Leitsatz
Der Wert einer Vollstreckungsgegenklage bemisst sich grundsätzlich nach dem Nennbetrag des vollstreckbaren Hauptanspruchs. Die titulierten Zinsen und Kosten erhöhen den Streitwert nicht. Das gilt auch dann, wenn sich die Vollstreckungsgegenklage nicht nur gegen die Vollstreckung aus einem Urteil, sondern auch gegen die Vollstreckung aus einem in diesem Verfahren ergangenen Kostenfestsetzungsbeschluss richtet.
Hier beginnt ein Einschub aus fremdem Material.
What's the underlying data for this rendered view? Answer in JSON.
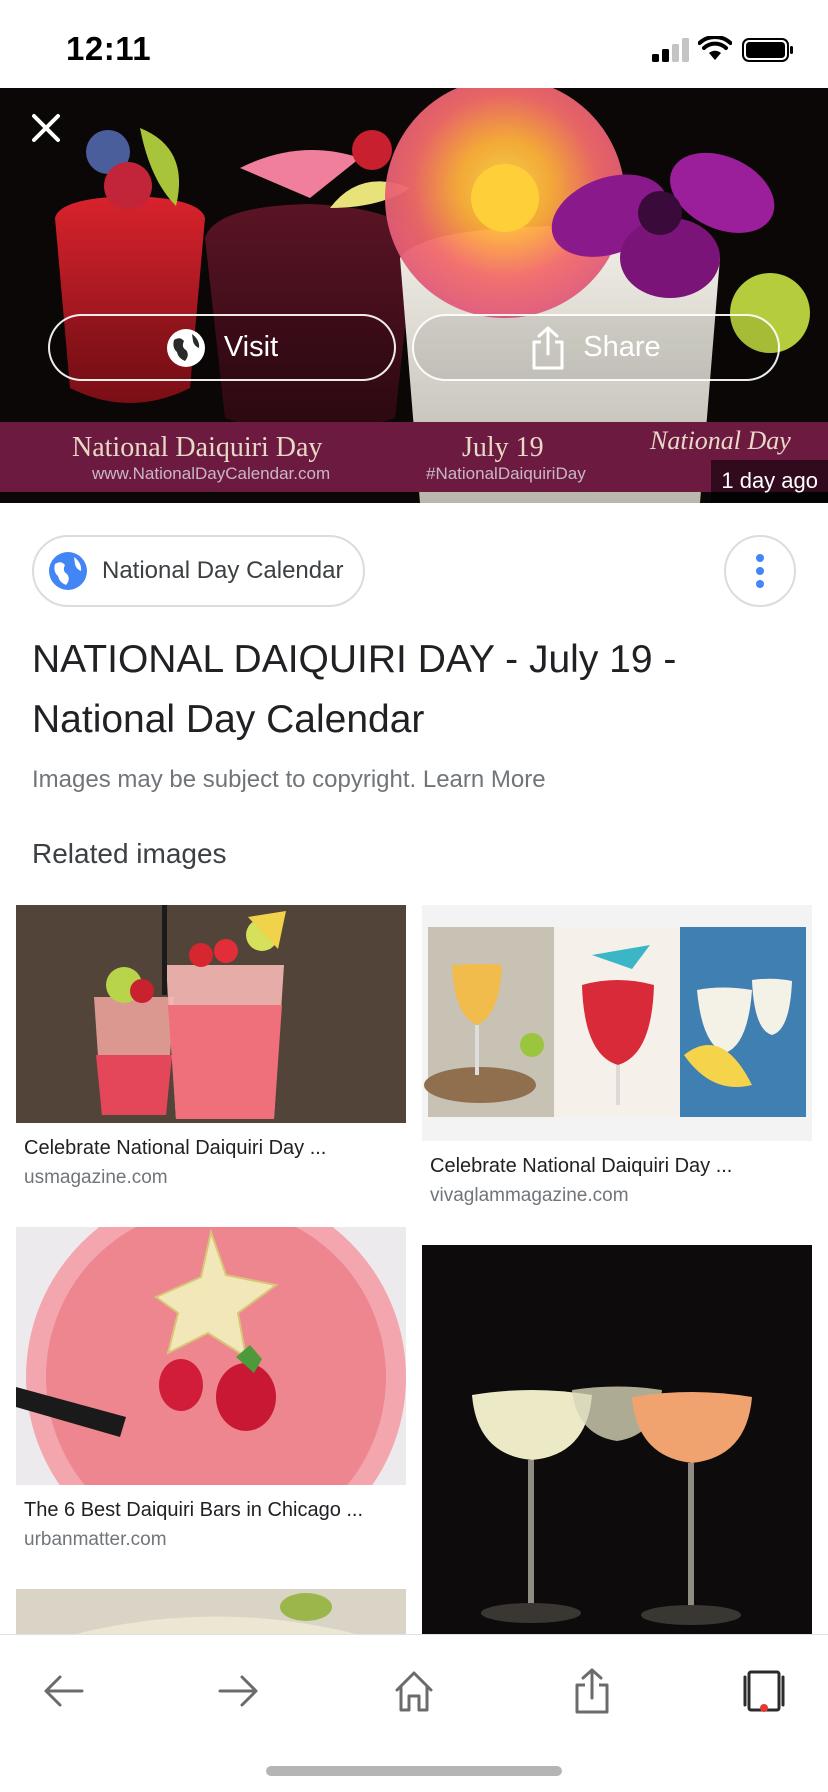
{
  "status_bar": {
    "time": "12:11"
  },
  "hero": {
    "visit_label": "Visit",
    "share_label": "Share",
    "banner_title": "National Daiquiri Day",
    "banner_url": "www.NationalDayCalendar.com",
    "banner_date": "July 19",
    "banner_hashtag": "#NationalDaiquiriDay",
    "banner_logo": "National Day",
    "time_ago": "1 day ago"
  },
  "source": {
    "name": "National Day Calendar"
  },
  "page_title": "NATIONAL DAIQUIRI DAY - July 19 - National Day Calendar",
  "copyright": {
    "text": "Images may be subject to copyright.",
    "link": "Learn More"
  },
  "related": {
    "heading": "Related images",
    "items": [
      {
        "title": "Celebrate National Daiquiri Day ...",
        "domain": "usmagazine.com"
      },
      {
        "title": "Celebrate National Daiquiri Day ...",
        "domain": "vivaglammagazine.com"
      },
      {
        "title": "The 6 Best Daiquiri Bars in Chicago ...",
        "domain": "urbanmatter.com"
      },
      {
        "title": "",
        "domain": ""
      }
    ]
  },
  "toolbar": {
    "icons": [
      "back-icon",
      "forward-icon",
      "home-icon",
      "share-icon",
      "tabs-icon"
    ]
  },
  "colors": {
    "banner": "#6d1a40",
    "accent_blue": "#4285f4",
    "notification_dot": "#e53935"
  }
}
BGH, 22.10.2015 – IX ZR 115/15
1 I. Der Fall
Streit um den Zuständigkeitsstreitwert
Der Kläger will mit der Vollstreckungsgegenklage die Vollstreckung aus einem Urteil des LG und aus zwei in diesem Verfahren ergangenen Kostenfestsetzungsbeschlüssen nebst Zinsen verhindern. In erster Instanz hatte seine Klage Erfolg. Auf die Berufung des Beklagten wurde das erstinstanzliche Urteil aufgehoben und die Klage abgewiesen. Hiergegen hat der Kläger frist- und formgerecht Nichtzulassungsbeschwerde eingelegt. Um die Nichtzulassungsbeschwerde begründen zu können, beantragt er die Bewilligung von Prozesskostenhilfe.
2 II. Die Entscheidung
Mindestwert von 20.000 EUR nicht erreicht
Prozesskostenhilfe zur Durchführung des Nichtzulassungsbeschwerdeverfahrens ist dem Kläger nicht zu gewähren, weil seine beabsichtigte Rechtsverfolgung keine hinreichende Aussicht auf Erfolg bietet (§ 114 ZPO). Die Nichtzulassungsbeschwerde ist nämlich gemäß § 26 Nr. 8 EGZPO nicht zulässig, weil der Wert der mit ihr geltend gemachten Beschwer 20.000 EUR nicht übersteigt. Der Wert einer Vollstreckungsgegenklage bemisst sich nach dem Umfang der erstrebten Ausschließung der Zwangsvollstreckung. In diesem Umfang entscheidet der Wert des zu vollstreckenden Anspruchs einschließlich etwaiger Rückstände ohne Zinsen und ohne Kosten des Vorprozesses (§§ 3, 4 ZPO). Dabei ist der Nennbetrag des vollstreckbaren Anspruchs ohne Rücksicht auf seine Realisierbarkeit anzusetzen.
Wert des KFB unerheblich
Insbesondere erhöht ein neben der Hauptsache mit der Vollstreckungsgegenklage angefochtener Kostenfestsetzungsbeschluss den Wert nicht (OLG Celle OLGR 2009, 834; BGH WM 1956, 144) Das ist auch schon zur Klage aus § 826 BGB entschieden (BGH NJW 1968, 1275) und wird auch in der Literatur so gesehen (Zöller/Herget, ZPO, 30. Aufl., § 3 Rn 16 Stichwort Vollstreckungsabwehrklage; MüKo-ZPO/Wöstmann, 4. Aufl., § 3 Rn 130, § 4 Rn 24). Damit liegt hier der Wert der Beschwer der Nichtzulassungsbeschwerde unter 20.000 EUR, denn das Urteil des LG, dessen Vollstreckung der Kläger verhindern will, lautet im Nennbetrag auf 11.952,52 EUR.
3 Der Praxistipp
Allgemeine Regeln auch im Vollstreckungsrecht
Die Grundsätze des BGH gelten nicht nur für die Bestimmung des Zuständigkeitsstreitwertes, sondern auch für diejenige des Gebührenstreitwertes. Auszugehen ist von § 3 ZPO, der bei Zahlungsforderungen auf den Nennbetrag des Zahlungsanspruchs abstellt, d.h. grundsätzlich auch Zinsen und Kosten umfasst. § 3 ZPO wird allerdings durch § 4 ZPO eingeschränkt, nach dem Nebenforderungen, d.h. die Zinsen und Kosten außer Betracht bleiben. § 25 RVG, der für die Zwangsvollstreckung auf die Gesamtforderung abstellt, ist nicht einschlägig, weil die Vollstreckungsgegenklage eine zumindest in Betracht kommende Zwangsvollstreckung als Ausgangspunkt hat, jedoch nicht selbst Teil der Zwangsvollstreckung ist. Die Entscheidung des BGH minimiert somit das Kostenrisiko von Schuldner und Gläubiger, allerdings zu Lasten des betriebswirtschaftlichen Interesses der Rechtsdienstleister.